Drafters have addressed this challenge by modifying clauses to allow all amounts passing to surviving spouses in excess of the state-level exemption to be in a form that will qualify for both the federal and state-level marital deductions. Most states with decoupled taxes permit a state-only marital deduction for the spread between the state-level exemption and the federal exemption to avoid causing excess taxation of the surviving spouse’s estate for federal estate tax purposes (House Bill 691 does not address this issue, but it is likely that such a state-only marital deduction would be incorporated into the final version of the law).

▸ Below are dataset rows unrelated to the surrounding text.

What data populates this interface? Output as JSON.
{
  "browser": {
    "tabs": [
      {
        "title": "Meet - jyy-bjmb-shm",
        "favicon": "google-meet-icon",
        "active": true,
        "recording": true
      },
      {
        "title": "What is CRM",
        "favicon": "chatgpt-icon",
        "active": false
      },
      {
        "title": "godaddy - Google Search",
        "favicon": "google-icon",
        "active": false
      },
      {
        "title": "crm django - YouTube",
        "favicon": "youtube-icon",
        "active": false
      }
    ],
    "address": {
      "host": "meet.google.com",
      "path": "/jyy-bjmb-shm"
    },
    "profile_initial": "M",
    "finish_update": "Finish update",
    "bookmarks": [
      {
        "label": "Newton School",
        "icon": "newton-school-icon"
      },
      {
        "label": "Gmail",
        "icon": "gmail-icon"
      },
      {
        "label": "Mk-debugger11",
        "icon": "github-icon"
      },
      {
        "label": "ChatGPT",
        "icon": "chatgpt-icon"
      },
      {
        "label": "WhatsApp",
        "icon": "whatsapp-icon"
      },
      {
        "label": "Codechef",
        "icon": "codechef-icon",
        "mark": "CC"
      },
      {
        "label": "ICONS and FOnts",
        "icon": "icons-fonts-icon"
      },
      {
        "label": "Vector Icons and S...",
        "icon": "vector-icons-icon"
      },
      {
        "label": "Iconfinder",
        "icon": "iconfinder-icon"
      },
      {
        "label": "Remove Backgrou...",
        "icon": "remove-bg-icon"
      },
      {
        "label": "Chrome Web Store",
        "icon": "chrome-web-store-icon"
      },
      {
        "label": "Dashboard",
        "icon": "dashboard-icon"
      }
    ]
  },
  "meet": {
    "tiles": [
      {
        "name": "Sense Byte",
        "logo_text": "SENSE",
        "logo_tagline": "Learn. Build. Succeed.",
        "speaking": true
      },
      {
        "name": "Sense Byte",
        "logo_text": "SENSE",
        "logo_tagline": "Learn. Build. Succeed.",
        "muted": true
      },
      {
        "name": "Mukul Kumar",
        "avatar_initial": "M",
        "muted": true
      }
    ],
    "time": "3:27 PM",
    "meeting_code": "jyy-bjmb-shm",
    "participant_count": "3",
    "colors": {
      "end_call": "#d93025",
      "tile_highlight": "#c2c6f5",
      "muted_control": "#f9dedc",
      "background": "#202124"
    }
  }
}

Many New Hampshire practitioners have already incorporated these types of “new” clauses into their clients’ documents to account for the possible application of other states’ laws due to multi-jurisdictional property ownership and client relocation; but at the moment, this generally occurs only for new clients and for those who are seeking routine review of their existing plans. The prospect of New Hampshire’s adoption of a decoupled tax raises the urgency of getting existing documents updated, and getting clients with no documents to prepare them.
Fortunately, we appear to have dodged one bullet in the legislative arena this year. House Bill 543 would have resurrected the Legacies and Successions Tax, which imposed an 18% tax on gifts to non-lineal descendants. Although this tax did not apply to a high percentage of estates, every estate had to comply with onerous reporting procedures. Thankfully, House Bill 543 has been deemed inexpedient to legislate by the House Ways and Means Committee.
** This bill did not pass the Legislature in 2009.